U.S. flag

An official website of the United States government

ALFA: Allele Frequency Aggregator

Table of Contents

ALFA at a glance:

  • The goal is to make allele frequency data from over 1 million subjects available in dbGaP as open-access in accordance with the FAIR Data Principles (Findable, Accessible, Interoperable, and Reusable).
  • The dbGaP studies include chip array, exome, and genomic sequencing data with subjects from 12 diverse populations including European, African, Asian, Latin American, and others.
  • The data will be integrated with dbSNP regular build release with assigned RS accessions for variants and available for access by web, FTP, API, and TrackHub.

Background

The NCBI database of Genotypes and Phenotypes (dbGaP) contains the findings of over 2K studies on the interaction of genotype and phenotype. The database has over three million subjects and hundreds of millions of variants along with thousands of phenotypes and molecular assay data. This unprecedented volume and diversity of data offers enormous potential for identifying genetic factors that influence health and disease. The National Institutes of Health (NIH) recently has lifted the restriction on Genomic Summary Results (GSR) access for responsible data sharing and use.

In order to comply with the updated GSR policy and to encourage research aimed at identifying genetic variants that contribute to health and disease, NCBI created the Allele Frequency Aggregator (ALFA) pipeline, which computes allele frequency for variants in dbGaP across approved unrestricted studies and makes the data available to the public via dbSNP. The ALFA project's goal is to make frequency data from over 1M dbGaP subjects open-access to aid in the discovery and interpretation of common and rare variants with biological implications or causing diseases.  Almost ~1M subjects with genotype data have been analyzed using GRAF-pop as ALFA project candidates, pending study approval and processing.

Build Summary

Release Version Date
1 20200227123210 March 10, 2020
2 20201027095038 January 6, 2021
3 20230706150541 August 2, 2023

Data Generation


Data from selected studies are harmonized and normalized. Using existing dbSNP and dbGaP curation and semi-automatic pipelines the data either from GWAS chip array genotyping or direct sequencing of exomes and whole genomes were QA/QC and transformed to standard VCF format as input into a pipeline that transform variants to SPDI notation and normalized using VOCA to aggregate, remap and cluster to existing dbSNP rs or assign new ones (Holmes et al.), and allele frequency computed.

Populations

Sample ancestries are validated using GRAF-pop (Updated Sept 2021) and assigned to 12 major populations including European, Hispanic, African, Asian, and others (Jin et al., 2019).

Data QC

We do our best to ensure that the data released is of the highest quality, complete, accurate, and useful. However, because we did not generate the original submitted data from dbGaP that were used as input for this project, and because the processing required to make the data useful is complex, we cannot be liable for omissions or inaccuracies. Please see the release summary with QC report (coming soon) for more details.

Data Excluded by QC:

  • Variants with call rate < 95%

  • Subjects with call rate < 95%

Data Excluded by QC and awaiting fixes from original dbGaP Submitters and may be included in future releases.

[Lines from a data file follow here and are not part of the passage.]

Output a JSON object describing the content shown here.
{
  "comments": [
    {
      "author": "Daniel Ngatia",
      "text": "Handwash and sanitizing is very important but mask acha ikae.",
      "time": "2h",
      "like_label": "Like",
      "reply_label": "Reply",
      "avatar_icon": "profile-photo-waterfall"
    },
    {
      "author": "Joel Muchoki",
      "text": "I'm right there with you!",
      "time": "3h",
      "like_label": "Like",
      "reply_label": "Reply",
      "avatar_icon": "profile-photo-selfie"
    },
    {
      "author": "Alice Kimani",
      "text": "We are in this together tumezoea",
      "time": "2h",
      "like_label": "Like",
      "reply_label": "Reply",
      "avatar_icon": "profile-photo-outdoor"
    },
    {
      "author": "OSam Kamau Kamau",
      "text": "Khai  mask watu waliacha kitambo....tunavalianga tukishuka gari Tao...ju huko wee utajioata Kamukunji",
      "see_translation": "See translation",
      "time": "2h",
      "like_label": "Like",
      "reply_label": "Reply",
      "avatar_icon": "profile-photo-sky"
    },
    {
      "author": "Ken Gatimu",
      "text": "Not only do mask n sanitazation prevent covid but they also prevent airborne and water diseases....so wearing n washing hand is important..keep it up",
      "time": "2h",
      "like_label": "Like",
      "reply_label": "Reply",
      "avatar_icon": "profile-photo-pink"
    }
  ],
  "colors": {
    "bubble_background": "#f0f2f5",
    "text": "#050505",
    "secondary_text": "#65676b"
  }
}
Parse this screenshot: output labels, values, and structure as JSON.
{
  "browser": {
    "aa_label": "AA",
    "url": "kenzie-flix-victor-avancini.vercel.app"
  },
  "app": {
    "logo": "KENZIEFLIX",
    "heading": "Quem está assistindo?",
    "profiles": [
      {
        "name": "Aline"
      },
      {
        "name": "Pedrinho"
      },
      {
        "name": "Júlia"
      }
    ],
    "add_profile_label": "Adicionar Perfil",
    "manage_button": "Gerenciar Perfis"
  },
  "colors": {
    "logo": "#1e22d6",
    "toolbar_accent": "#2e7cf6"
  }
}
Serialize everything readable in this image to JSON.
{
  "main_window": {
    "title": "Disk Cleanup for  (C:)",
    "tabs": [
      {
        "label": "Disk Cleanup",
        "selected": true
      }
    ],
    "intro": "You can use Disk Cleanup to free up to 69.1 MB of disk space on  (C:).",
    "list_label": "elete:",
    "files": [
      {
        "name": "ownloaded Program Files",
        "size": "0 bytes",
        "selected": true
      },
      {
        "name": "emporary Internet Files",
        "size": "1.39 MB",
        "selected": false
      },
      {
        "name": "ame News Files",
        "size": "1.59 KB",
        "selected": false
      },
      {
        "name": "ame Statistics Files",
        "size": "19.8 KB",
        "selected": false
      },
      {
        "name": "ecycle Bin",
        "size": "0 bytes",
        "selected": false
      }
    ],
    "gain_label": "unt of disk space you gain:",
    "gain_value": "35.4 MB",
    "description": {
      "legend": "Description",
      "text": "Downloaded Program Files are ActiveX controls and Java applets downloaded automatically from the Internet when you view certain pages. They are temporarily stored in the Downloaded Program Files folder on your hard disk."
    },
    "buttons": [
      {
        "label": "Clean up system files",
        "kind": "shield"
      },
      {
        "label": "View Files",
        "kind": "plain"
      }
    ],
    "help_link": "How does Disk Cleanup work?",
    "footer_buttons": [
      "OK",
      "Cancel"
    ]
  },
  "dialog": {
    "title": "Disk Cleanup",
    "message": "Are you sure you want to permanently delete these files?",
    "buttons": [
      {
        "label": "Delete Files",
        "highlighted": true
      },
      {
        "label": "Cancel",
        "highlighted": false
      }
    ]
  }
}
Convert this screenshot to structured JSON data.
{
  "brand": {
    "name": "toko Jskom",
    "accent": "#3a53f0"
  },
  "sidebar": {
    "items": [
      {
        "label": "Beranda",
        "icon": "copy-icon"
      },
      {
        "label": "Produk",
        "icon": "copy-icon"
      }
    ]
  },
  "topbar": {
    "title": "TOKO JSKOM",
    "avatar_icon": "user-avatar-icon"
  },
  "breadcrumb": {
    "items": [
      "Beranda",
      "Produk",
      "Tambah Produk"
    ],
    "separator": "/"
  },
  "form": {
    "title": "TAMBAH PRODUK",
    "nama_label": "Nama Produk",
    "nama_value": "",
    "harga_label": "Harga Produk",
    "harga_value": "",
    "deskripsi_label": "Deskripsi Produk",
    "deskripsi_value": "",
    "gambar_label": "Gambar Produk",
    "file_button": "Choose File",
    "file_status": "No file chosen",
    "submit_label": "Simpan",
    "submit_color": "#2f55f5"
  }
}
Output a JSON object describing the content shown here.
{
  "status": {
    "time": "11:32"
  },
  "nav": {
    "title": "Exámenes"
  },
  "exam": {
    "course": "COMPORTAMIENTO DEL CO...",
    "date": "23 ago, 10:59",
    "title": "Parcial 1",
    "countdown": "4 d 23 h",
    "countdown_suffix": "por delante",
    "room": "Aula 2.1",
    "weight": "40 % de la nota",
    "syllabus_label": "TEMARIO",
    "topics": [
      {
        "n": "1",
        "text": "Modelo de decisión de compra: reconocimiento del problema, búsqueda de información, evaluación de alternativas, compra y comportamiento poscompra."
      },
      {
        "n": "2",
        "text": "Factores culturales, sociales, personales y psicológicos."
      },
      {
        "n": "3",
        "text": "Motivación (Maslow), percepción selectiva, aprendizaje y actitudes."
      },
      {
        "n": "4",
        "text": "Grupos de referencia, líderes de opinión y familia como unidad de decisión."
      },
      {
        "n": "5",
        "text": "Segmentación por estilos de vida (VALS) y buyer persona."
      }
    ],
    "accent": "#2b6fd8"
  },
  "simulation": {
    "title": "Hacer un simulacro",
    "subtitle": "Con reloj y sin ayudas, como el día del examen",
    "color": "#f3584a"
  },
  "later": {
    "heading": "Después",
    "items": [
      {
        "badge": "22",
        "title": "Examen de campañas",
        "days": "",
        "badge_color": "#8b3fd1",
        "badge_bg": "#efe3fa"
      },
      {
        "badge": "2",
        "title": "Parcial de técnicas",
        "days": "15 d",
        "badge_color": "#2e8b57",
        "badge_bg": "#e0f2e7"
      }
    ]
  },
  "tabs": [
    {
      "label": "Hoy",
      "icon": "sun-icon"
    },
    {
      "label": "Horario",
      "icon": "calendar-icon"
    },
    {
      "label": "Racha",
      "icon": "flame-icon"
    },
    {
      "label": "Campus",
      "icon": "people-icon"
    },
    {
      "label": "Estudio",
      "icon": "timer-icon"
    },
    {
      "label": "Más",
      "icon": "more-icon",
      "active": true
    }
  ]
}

  • Array datasets with conflicting subjects or markers between the marker manifest and reported genotype

  • Datasets with incorrect or flipped allele orientation

  • Datasets where the frequency of Ancestry Informative Markers (AIMs) tested is inconsistent with 1000 Genomes for whole study or for a particular population. The dataset is excluded if the percentage of AIMs outlier markers tested with allele frequency difference > abs(+/-0.15) exceed 0.3% for the whole study or 0.1% for a population (see details).

  • Dataset where polymorphic SNPs are recorded as monomorphic

  • Dataset suspected of having errors due to chip array design

  • Dataset with various systemic errors and not does not appeared random

Terms of Use

Please see the Terms of Use applied to dbGaP frequency data and NCBI standard disclaimer.

Data Release Cycle

ALFA import new studies and regenerate the data in a quarterly basis for release with each dbSNP build. We anticipate adding between 100-200K new dbGaP subjects per release. Novel variants will be assigned RS numbers and the frequency data will be integrated with dbSNP regular release products (Entrez search, RefSNP report, API, Sequence Viewer, Variation Viewer, and FTP JSON and VCF files).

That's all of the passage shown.